The fact that he tried to consolidate all your debts into one loan and then shuffle it all off onto you makes me think your husband is being a bit sneaky, though. I’d double-check to make sure he didn’t get you to sign as the responsible borrower when you got the loan.
Your husband may not be as clever as he thought, however. Even if he had succeeded in shuffling all the debts into your name right before he filed for divorce, when you go through divorce proceedings, the court looks at all the marital assets and debts. They take many things into consideration, and attempt to split the assets and debts equitably. If he had finagled a debt consolidation loan in your name only, that doesn’t mean he’d get away without paying in divorce court. If you get good legal counsel for your divorce, they should help you get an equitable settlement, which includes not being saddled with more than your share of the debt.
In the meantime, here’s what you should do to protect yourself:
- Check to make sure your husband is a responsible party on the debt consolidation loan.
- Make sure all your other joint cards and bank accounts are closed. If you have any credit cards on which he is an authorized user (meaning he can spend but isn’t responsible for the balance), remove him as an authorized user.
- Change passwords on any of your personal, financial and retail accounts he may have had access to. Change passwords on every online store account, including PayPal, Amazon and so on, while you’re at it.
- Put a fraud alert on your credit file. A fraud alert is not necessary in all divorce cases, but I’d get one in a hurry with someone as sneaky as this. The last thing you need is for him to open new accounts in your name – which is all too easy to do. A fraud alert is free and requires lenders to go through extra steps to make sure it’s actually you before they open accounts in your name. The alert stays in place for 90 days, but can be renewed after that. An alert prevents your husband from going online, answering a few easy security questions and getting brand new credit cards or loans while pretending to be you.

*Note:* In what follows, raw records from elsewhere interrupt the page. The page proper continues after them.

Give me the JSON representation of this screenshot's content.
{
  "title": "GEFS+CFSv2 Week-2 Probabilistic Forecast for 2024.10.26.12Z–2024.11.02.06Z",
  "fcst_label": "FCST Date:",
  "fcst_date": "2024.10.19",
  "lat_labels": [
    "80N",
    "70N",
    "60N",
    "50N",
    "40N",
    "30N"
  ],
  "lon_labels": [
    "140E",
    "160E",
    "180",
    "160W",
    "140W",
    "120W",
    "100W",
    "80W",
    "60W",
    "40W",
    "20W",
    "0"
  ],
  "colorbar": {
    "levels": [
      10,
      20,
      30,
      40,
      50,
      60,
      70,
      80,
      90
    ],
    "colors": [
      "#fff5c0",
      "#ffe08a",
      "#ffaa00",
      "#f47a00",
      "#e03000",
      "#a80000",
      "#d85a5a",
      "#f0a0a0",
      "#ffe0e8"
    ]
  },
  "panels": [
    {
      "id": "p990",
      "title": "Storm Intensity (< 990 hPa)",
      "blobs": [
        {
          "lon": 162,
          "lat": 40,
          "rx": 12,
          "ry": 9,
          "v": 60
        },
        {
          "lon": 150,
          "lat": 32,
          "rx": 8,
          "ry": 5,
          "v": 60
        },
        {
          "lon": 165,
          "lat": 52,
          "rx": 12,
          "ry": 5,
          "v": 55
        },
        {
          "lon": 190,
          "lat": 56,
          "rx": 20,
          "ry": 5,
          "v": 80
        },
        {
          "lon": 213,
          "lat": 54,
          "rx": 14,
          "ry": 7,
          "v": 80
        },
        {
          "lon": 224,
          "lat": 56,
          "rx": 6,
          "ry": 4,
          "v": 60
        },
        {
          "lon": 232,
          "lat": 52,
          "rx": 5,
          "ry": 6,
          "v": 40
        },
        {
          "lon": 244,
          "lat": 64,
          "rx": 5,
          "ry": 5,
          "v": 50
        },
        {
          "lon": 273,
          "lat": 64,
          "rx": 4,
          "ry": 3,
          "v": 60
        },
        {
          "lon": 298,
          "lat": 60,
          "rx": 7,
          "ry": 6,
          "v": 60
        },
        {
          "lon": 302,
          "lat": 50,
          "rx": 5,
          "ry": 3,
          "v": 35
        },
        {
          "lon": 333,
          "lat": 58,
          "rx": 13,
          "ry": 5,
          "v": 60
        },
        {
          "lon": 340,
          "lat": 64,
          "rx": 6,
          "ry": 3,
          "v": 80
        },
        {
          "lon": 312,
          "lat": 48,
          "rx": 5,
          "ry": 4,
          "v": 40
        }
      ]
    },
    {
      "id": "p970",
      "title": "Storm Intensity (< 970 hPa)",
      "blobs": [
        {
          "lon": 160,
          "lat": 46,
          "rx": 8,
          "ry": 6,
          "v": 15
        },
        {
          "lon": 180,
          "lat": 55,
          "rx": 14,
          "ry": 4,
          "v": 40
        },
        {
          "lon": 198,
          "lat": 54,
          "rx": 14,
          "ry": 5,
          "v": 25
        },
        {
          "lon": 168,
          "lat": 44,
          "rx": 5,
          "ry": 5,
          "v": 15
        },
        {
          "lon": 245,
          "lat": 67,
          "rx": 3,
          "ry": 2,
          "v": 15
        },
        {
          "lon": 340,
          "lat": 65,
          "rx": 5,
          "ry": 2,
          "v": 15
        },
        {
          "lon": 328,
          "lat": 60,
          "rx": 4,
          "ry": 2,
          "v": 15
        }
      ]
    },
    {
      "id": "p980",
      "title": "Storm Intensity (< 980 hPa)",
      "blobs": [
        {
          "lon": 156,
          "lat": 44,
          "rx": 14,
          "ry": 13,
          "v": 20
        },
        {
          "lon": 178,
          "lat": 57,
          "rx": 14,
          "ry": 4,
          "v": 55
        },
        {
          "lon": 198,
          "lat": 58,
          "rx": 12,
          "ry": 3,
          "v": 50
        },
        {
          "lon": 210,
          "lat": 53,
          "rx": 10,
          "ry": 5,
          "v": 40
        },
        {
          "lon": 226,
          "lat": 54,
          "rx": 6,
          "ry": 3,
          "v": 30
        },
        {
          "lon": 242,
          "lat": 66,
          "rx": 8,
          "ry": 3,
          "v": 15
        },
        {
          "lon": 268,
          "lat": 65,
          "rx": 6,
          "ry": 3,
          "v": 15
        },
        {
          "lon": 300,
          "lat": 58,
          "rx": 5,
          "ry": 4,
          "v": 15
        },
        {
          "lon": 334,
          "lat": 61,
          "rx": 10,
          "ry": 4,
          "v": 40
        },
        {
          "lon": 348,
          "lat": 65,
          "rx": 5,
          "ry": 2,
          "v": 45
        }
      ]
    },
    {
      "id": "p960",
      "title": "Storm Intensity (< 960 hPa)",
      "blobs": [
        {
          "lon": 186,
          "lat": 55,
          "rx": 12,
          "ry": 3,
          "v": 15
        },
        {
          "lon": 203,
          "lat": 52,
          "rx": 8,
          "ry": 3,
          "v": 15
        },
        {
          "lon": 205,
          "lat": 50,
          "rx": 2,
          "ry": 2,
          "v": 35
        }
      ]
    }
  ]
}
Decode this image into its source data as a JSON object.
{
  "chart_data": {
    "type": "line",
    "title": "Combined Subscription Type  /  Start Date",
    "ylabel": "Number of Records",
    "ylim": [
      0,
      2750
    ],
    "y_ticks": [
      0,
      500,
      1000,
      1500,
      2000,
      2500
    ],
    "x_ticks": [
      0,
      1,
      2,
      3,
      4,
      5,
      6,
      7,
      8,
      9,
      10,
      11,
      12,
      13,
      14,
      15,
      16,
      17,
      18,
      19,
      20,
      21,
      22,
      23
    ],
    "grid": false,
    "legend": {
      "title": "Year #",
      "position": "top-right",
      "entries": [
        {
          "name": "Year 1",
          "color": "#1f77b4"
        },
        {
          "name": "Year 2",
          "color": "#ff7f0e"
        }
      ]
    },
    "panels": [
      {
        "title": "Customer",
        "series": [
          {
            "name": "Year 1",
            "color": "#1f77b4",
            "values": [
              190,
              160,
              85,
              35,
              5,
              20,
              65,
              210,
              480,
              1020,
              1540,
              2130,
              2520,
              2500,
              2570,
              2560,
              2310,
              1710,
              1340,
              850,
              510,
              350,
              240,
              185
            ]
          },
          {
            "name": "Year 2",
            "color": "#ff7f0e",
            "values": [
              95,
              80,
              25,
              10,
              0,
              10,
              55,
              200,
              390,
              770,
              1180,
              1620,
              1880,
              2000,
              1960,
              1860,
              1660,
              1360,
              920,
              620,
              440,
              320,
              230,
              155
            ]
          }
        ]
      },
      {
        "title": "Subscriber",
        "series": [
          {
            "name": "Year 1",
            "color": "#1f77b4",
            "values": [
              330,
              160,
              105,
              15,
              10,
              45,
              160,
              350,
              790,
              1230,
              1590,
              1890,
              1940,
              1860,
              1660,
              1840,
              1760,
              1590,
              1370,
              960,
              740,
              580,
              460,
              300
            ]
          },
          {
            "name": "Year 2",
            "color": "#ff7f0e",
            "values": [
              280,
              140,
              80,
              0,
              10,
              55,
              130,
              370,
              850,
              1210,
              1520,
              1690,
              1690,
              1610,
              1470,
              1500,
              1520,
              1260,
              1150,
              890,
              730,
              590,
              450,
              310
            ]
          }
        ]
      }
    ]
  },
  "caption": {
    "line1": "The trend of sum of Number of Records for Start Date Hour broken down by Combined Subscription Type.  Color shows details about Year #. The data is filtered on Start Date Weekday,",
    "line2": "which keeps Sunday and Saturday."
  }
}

Although it could be tempting, don’t retaliate or try any of your husband’s tactics on him. It will only make things worse.
One positive thing in this situation is that all your other credit cards and other accounts should have been closed when you got the debt consolidation loan. That means he can’t try a common divorce trick – spending up to the limit on credit cards to splurge on luxury items, or just out of spite.
In the divorce negotiations, try to get the debt consolidation loan paid off with marital assets, if at all possible. It’s never a clean break with an ex as long as you have joint debt. Besides, the lender is not bound by the divorce decree. If the divorce court says you both have to make the payments, but he doesn’t pay his share, you’ll be stuck with it all. It’s better to sell real estate or cars if necessary, just to get any joint debt out of the way.
As soon as you know you are getting a divorce, you should start building your own financial life. If you don’t have separate bank accounts, get them. If you don’t already have one, consider getting a credit card in your name only to start building or rebuilding your credit. You may be surprised how well you can do managing your own money by yourself. Good luck as you take control of your money and your financial life!